1) Why DC1 is at-all involved while performing local quorum write to DC2 ?
2) How to read source_elapsed? It seems cumulative per host, but somewhere they reset.


Thanks
Tarun Chabarwal


On Sun, Nov 4, 2018 at 11:33 PM Andy Tolbert <andrew.tolbert@xxxxxxxxxxxx> wrote:
Hi Tarun,

There are a ton of factors that can impact query performance.

The cassandra native protocol supports multiple simultaneous requests per connection.  Most drivers by default only create one connection to each C* host in the local data center.  That being said, that shouldn't be a problem, particularly if you are only executing 20 concurrent requests, this is something both driver clients and C* handles well.  The driver does do some write batching to reduce the amount of system calls, but I'm reasonably confident this is not an issue.
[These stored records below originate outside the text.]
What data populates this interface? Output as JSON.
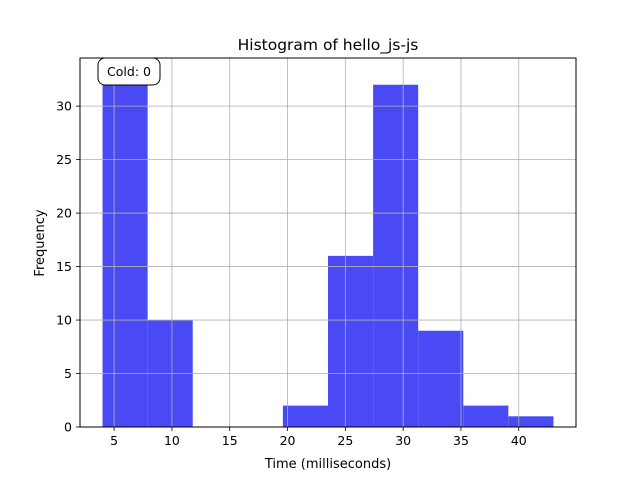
{
  "chart_data": {
    "type": "bar",
    "title": "Histogram of hello_js-js",
    "xlabel": "Time (milliseconds)",
    "ylabel": "Frequency",
    "annotation": "Cold: 0",
    "bar_color": "#4a4af5",
    "grid": true,
    "xlim": [
      2.05,
      44.95
    ],
    "ylim": [
      0,
      34.5
    ],
    "xticks": [
      5,
      10,
      15,
      20,
      25,
      30,
      35,
      40
    ],
    "yticks": [
      0,
      5,
      10,
      15,
      20,
      25,
      30
    ],
    "bins": [
      {
        "x0": 4.0,
        "x1": 7.9,
        "count": 32
      },
      {
        "x0": 7.9,
        "x1": 11.8,
        "count": 10
      },
      {
        "x0": 11.8,
        "x1": 15.7,
        "count": 0
      },
      {
        "x0": 15.7,
        "x1": 19.6,
        "count": 0
      },
      {
        "x0": 19.6,
        "x1": 23.5,
        "count": 2
      },
      {
        "x0": 23.5,
        "x1": 27.4,
        "count": 16
      },
      {
        "x0": 27.4,
        "x1": 31.3,
        "count": 32
      },
      {
        "x0": 31.3,
        "x1": 35.2,
        "count": 9
      },
      {
        "x0": 35.2,
        "x1": 39.1,
        "count": 2
      },
      {
        "x0": 39.1,
        "x1": 43.0,
        "count": 1
      }
    ]
  }
}
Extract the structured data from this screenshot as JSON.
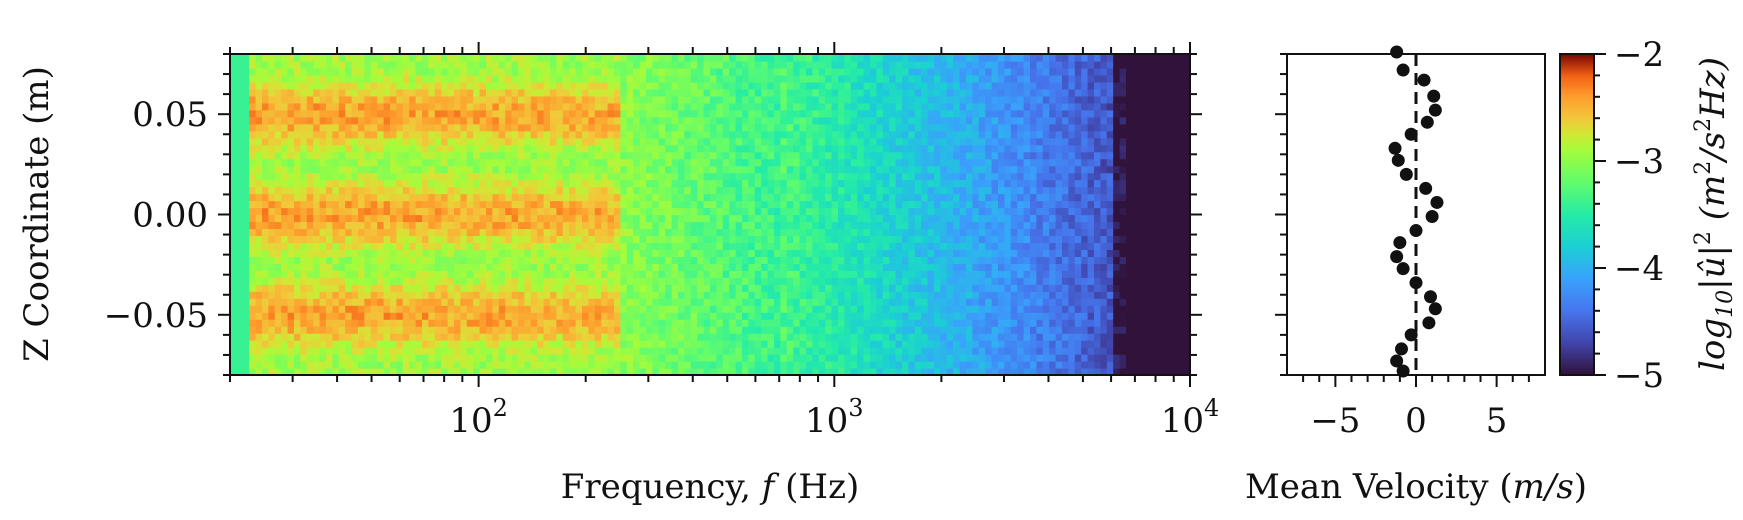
{
  "chart_data": [
    {
      "type": "heatmap",
      "xlabel_prefix": "Frequency, ",
      "xlabel_var": "f",
      "xlabel_suffix": " (Hz)",
      "ylabel": "Z Coordinate (m)",
      "xscale": "log",
      "xlim": [
        20,
        10000
      ],
      "ylim": [
        -0.08,
        0.08
      ],
      "x_ticks": [
        {
          "value": 100,
          "base": "10",
          "exp": "2"
        },
        {
          "value": 1000,
          "base": "10",
          "exp": "3"
        },
        {
          "value": 10000,
          "base": "10",
          "exp": "4"
        }
      ],
      "y_ticks": [
        {
          "value": 0.05,
          "label": "0.05"
        },
        {
          "value": 0.0,
          "label": "0.00"
        },
        {
          "value": -0.05,
          "label": "−0.05"
        }
      ],
      "colormap": "turbo",
      "colorbar": {
        "range": [
          -5,
          -2
        ],
        "ticks": [
          {
            "value": -2,
            "label": "−2"
          },
          {
            "value": -3,
            "label": "−3"
          },
          {
            "value": -4,
            "label": "−4"
          },
          {
            "value": -5,
            "label": "−5"
          }
        ],
        "label_log": "log",
        "label_sub": "10",
        "label_mid": "|û|",
        "label_sup": "2",
        "label_units_pre": " (m",
        "label_units_sup": "2",
        "label_units_post": "/s",
        "label_units_sup2": "2",
        "label_units_end": "Hz)"
      },
      "grid": false
    },
    {
      "type": "scatter",
      "xlabel_prefix": "Mean Velocity (",
      "xlabel_var": "m/s",
      "xlabel_suffix": ")",
      "xlim": [
        -8,
        8
      ],
      "ylim": [
        -0.08,
        0.08
      ],
      "x_ticks": [
        {
          "value": -5,
          "label": "−5"
        },
        {
          "value": 0,
          "label": "0"
        },
        {
          "value": 5,
          "label": "5"
        }
      ],
      "reference_line": {
        "x": 0,
        "style": "dashed"
      },
      "points": [
        {
          "x": -1.2,
          "y": 0.081
        },
        {
          "x": -0.8,
          "y": 0.072
        },
        {
          "x": 0.5,
          "y": 0.067
        },
        {
          "x": 1.1,
          "y": 0.059
        },
        {
          "x": 1.2,
          "y": 0.052
        },
        {
          "x": 0.7,
          "y": 0.046
        },
        {
          "x": -0.3,
          "y": 0.04
        },
        {
          "x": -1.3,
          "y": 0.033
        },
        {
          "x": -1.1,
          "y": 0.027
        },
        {
          "x": -0.6,
          "y": 0.02
        },
        {
          "x": 0.6,
          "y": 0.013
        },
        {
          "x": 1.3,
          "y": 0.006
        },
        {
          "x": 1.0,
          "y": -0.001
        },
        {
          "x": 0.0,
          "y": -0.008
        },
        {
          "x": -1.0,
          "y": -0.014
        },
        {
          "x": -1.2,
          "y": -0.021
        },
        {
          "x": -0.8,
          "y": -0.027
        },
        {
          "x": 0.0,
          "y": -0.034
        },
        {
          "x": 0.9,
          "y": -0.041
        },
        {
          "x": 1.2,
          "y": -0.047
        },
        {
          "x": 0.8,
          "y": -0.054
        },
        {
          "x": -0.3,
          "y": -0.06
        },
        {
          "x": -0.9,
          "y": -0.067
        },
        {
          "x": -1.2,
          "y": -0.073
        },
        {
          "x": -0.8,
          "y": -0.078
        }
      ],
      "point_color": "#111111",
      "grid": false
    }
  ]
}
It may be worth enabling client logging to see if that shines any light.   You can also enable tracing on your requests by specifying traceQuery as a query option (example) to see if the delay is caused by C*-side processing.

Also keep in mind that all user code in node.js is handled in a single thread.  If you have callbacks tied to your responses that do non-trivial work, that can delay subsequent requests from being processed, which may give impression that some queries are slow.

Thanks,
Andy

On Sun, Nov 4, 2018 at 8:59 AM Tarun Chabarwal <tarunchabarwal@xxxxxxxxx> wrote:
Hi

I used cassandra driver provided by datastax (3.5.0) library in nodejs. I've 5 nodes cluster. I'm writing to a table with quorum.

I observed that there is some spike in write. In ~20 writes, 2-5 writes are taking longer(~200ms). I debugged one of the node process with strace and found that longer latencies are batched and they use same fd to connect to cassandra. This may be the multiplexing.

Why it takes that long ?
Where should I look to resolve it?

Regards
Tarun Chabarwal